The following code was used to create the data frame loaded above.

import pandas as pd
import numpy as np

# read in each "processed" dataset from UCI
base_url = "https://archive.ics.uci.edu/ml/machine-learning-databases/heart-disease/"
hd_cl = pd.read_csv(f"{base_url}processed.cleveland.data", header=None)
hd_hu = pd.read_csv(f"{base_url}processed.hungarian.data", header=None)
hd_ch = pd.read_csv(f"{base_url}processed.switzerland.data", header=None)
hd_va = pd.read_csv(f"{base_url}processed.va.data", header=None)

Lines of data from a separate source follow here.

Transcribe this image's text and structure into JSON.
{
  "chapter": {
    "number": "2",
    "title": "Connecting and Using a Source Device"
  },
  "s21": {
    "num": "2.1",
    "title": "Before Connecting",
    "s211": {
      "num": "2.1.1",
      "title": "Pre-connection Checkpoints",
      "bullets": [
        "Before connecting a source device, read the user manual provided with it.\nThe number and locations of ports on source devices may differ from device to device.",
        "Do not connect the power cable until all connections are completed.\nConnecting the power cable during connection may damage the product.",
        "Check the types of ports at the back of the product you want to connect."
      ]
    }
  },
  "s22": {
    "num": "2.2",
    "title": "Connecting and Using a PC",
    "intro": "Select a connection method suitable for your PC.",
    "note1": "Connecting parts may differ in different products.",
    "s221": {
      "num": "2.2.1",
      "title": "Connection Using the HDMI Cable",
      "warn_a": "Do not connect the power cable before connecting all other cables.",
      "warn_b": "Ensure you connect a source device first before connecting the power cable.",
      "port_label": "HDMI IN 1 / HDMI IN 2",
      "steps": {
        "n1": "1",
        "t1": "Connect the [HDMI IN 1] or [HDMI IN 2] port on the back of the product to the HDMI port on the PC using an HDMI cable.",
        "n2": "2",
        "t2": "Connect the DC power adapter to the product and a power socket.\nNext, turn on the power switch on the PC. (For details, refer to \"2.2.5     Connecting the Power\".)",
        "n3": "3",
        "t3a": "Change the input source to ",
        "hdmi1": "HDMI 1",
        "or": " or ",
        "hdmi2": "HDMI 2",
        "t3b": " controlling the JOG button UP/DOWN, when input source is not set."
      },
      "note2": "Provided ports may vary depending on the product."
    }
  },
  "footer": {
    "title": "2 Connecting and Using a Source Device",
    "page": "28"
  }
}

# add location variable for each dataset
hd_ch["location"] = "ch"
hd_cl["location"] = "cl"
hd_hu["location"] = "hu"
hd_va["location"] = "va"

# combine the four locations into one dataset
heart = pd.concat([hd_cl, hd_ch, hd_hu, hd_va], ignore_index=True)

# add column names
heart.columns = [
    "age",
    "sex",
    "cp",
    "trestbps",
    "chol",
    "fbs",
    "restecg",
    "thalach",
    "exang",
    "oldpeak",
    "slope",
    "ca",
    "thal",
    "num",
    "location",
]

# reorder columns to place location before num
cols = [col for col in heart.columns if col not in ["location", "num"]] + ["location", "num"]
heart = heart[cols]

# switch "?" to a missing indicator
heart = heart.replace("?", np.nan)

# convert should-be numeric columns to a numeric type (float64)
numeric_cols = ["age", "trestbps", "chol", "thalach", "oldpeak"]
for col in numeric_cols:
    heart[col] = pd.to_numeric(heart[col], errors="coerce")

# convert should-be integer columns to a numeric type (float64)
int_cols = ["sex", "cp", "fbs", "restecg", "exang", "slope", "ca", "thal", "num"]
for col in int_cols:
    heart[col] = pd.to_numeric(heart[col], errors="coerce")

# rename response variable values
heart["num"] = heart["num"].map({0: "v0", 1: "v1", 2: "v2", 3: "v3", 4: "v4"})

This code can be used as an alternative to the above loading procedures.